During the design we have thought of a platform that would serve for any type of drone, and that could be done by anyone.
After this design phase, we want to manufacture the first prototype testing its actual operation.
Fermin has been working on how to improve the centering system - maybe the most important issue once the drone is landed. As you can see in the pictures, now there are end of carriage detectors. We have moved from belt to spindles, in this way both pushers can move independently. There are also new sensors to help steppers to be positioned. As one can see, some parts can be 3d-printed.
1: Pushers // 2: Longitudinal steppers. // 3: spindles // 4: Central piece to host bearings // 5: Protector
We have been working in battery connectors improvements. The main issue is that we need a robust system to manage tension and LiPo charge balancing. One has to have in mind that there will be lot of connetions and un-connection in the platform life.
Box with rail and connectors (multipurpose - both cylinder and multi-drone)
Here are some pictures of our drone-port. The main purpose of this drone-port is to move the drone - after it lands - to the exact point where the arm can replace the battery. There will be a video tomorrow.
Here is the overall picture of the platform. The arm to replace the battery (and its support) in the left.
The bottom of the platform
Just when the dron lands.
two bars move (thanks to stepper motors) to catch the drone
Last monday we were talking on how to release the battery, to choose and discard all the concepts of design that we had been thinking about the system of extraction of the battery, we evaluate their pros and cons. And we determine that a cam that rotates by moving safety tabs, releasing is the most optimal way.

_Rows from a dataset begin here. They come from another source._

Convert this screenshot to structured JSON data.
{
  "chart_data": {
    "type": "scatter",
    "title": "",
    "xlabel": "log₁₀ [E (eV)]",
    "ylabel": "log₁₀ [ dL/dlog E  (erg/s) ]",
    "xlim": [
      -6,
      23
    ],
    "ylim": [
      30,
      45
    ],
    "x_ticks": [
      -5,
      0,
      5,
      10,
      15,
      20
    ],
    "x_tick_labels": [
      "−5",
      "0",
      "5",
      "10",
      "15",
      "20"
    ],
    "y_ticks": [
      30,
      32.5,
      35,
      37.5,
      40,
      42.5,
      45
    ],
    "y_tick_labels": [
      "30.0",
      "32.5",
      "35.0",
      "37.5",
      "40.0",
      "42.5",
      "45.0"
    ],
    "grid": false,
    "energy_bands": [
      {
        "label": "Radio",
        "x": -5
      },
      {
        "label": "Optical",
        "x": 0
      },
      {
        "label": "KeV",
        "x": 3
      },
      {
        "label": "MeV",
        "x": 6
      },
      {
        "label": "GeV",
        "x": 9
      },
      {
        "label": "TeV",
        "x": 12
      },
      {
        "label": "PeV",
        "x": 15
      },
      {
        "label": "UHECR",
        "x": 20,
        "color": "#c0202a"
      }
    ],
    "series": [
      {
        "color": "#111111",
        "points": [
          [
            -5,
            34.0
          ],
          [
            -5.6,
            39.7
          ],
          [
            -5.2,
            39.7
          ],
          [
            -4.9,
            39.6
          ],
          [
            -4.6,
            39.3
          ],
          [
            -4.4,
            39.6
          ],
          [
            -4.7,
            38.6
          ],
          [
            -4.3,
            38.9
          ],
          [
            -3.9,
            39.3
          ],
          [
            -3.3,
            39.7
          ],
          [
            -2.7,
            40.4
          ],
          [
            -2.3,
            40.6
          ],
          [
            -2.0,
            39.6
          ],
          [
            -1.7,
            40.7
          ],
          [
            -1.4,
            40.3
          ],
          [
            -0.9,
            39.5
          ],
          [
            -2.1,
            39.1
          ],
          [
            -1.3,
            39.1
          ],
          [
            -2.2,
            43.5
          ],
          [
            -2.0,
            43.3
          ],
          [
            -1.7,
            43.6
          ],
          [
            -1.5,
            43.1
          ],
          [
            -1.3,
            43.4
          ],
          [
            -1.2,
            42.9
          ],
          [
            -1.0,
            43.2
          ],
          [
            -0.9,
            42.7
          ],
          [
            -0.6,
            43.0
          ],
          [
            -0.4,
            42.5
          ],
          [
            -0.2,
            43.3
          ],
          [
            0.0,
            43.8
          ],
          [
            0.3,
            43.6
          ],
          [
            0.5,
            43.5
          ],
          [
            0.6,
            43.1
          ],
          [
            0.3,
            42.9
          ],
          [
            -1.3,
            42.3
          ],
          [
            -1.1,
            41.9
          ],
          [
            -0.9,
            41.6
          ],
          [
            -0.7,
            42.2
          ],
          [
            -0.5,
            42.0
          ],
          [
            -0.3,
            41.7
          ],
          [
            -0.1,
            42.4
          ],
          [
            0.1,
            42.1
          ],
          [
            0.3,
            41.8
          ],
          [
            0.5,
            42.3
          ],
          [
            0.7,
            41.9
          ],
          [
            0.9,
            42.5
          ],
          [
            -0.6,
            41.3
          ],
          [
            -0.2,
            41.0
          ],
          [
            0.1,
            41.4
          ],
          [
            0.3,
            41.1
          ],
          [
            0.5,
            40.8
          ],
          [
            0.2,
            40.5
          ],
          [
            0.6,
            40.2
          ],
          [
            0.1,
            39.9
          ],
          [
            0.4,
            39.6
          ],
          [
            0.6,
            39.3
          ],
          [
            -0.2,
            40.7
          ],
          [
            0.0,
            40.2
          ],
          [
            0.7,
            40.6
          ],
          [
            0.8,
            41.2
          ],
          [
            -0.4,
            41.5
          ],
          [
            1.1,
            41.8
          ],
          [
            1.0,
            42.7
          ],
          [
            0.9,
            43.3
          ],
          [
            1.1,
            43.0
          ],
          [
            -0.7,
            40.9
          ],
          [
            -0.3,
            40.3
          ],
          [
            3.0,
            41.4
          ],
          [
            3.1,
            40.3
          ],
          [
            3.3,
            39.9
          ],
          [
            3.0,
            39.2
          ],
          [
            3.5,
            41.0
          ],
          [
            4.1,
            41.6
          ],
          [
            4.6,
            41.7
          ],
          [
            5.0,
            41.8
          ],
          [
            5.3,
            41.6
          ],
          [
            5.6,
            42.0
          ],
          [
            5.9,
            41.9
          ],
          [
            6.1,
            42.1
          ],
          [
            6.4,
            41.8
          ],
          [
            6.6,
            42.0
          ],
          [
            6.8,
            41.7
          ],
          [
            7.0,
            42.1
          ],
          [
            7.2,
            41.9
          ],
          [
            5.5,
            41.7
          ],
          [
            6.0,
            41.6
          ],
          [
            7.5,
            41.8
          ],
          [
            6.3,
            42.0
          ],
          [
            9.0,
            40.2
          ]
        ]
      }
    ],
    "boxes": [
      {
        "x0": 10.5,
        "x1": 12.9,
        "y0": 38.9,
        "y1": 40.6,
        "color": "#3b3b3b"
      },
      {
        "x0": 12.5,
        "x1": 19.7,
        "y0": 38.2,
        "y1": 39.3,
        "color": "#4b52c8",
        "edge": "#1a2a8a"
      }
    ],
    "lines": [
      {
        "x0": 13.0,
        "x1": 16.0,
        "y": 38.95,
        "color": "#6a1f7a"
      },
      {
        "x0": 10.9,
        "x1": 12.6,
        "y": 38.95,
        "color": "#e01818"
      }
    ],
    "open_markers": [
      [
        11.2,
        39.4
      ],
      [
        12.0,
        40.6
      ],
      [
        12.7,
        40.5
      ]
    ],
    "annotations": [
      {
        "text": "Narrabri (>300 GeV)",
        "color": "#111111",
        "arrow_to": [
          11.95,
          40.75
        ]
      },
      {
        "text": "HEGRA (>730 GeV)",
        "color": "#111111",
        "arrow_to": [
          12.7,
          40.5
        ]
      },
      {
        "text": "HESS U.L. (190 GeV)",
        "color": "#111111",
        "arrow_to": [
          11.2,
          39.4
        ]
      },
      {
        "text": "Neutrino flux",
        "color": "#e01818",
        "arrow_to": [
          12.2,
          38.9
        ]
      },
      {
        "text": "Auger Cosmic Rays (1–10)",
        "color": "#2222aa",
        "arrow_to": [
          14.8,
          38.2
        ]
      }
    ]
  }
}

Step 1: the arm in which the cam is at its extreme, expands towards the drone, this movement is parallel to the drone's landing zone.
Step 2: the cam reaches the back of the drone.
Step 3: the cam rotates and displaces the safety tabs.
Step 4: the arm shrinks to its shortest position by removing the the battery (it's inside a case).
Step 5: the arm descends to the cylinder plant, which is where the batteries are recharged. This cylinder consists of slots.
Step 6: In the same way that it get a battery from the drone, it deposits it in a cilynder empty slot.
Step 7: the cylinder rotates to the position of a new battery with energy (already charged)
step 8: the arm expands and extracts the battery, (as in step 2.3 etc.)
Step 9: the arm goes up where the drone is waiting for the battery with fresh energy.
Step 10: the arm is expanded to introduce battery, which is attached to the cam.
Step 11: the cam rotates, causing to fix the battery to the drone, giving it tied to the drone.
Step 12: the arm shrinks decoupling completely from the drone. That giving this with a charged battery.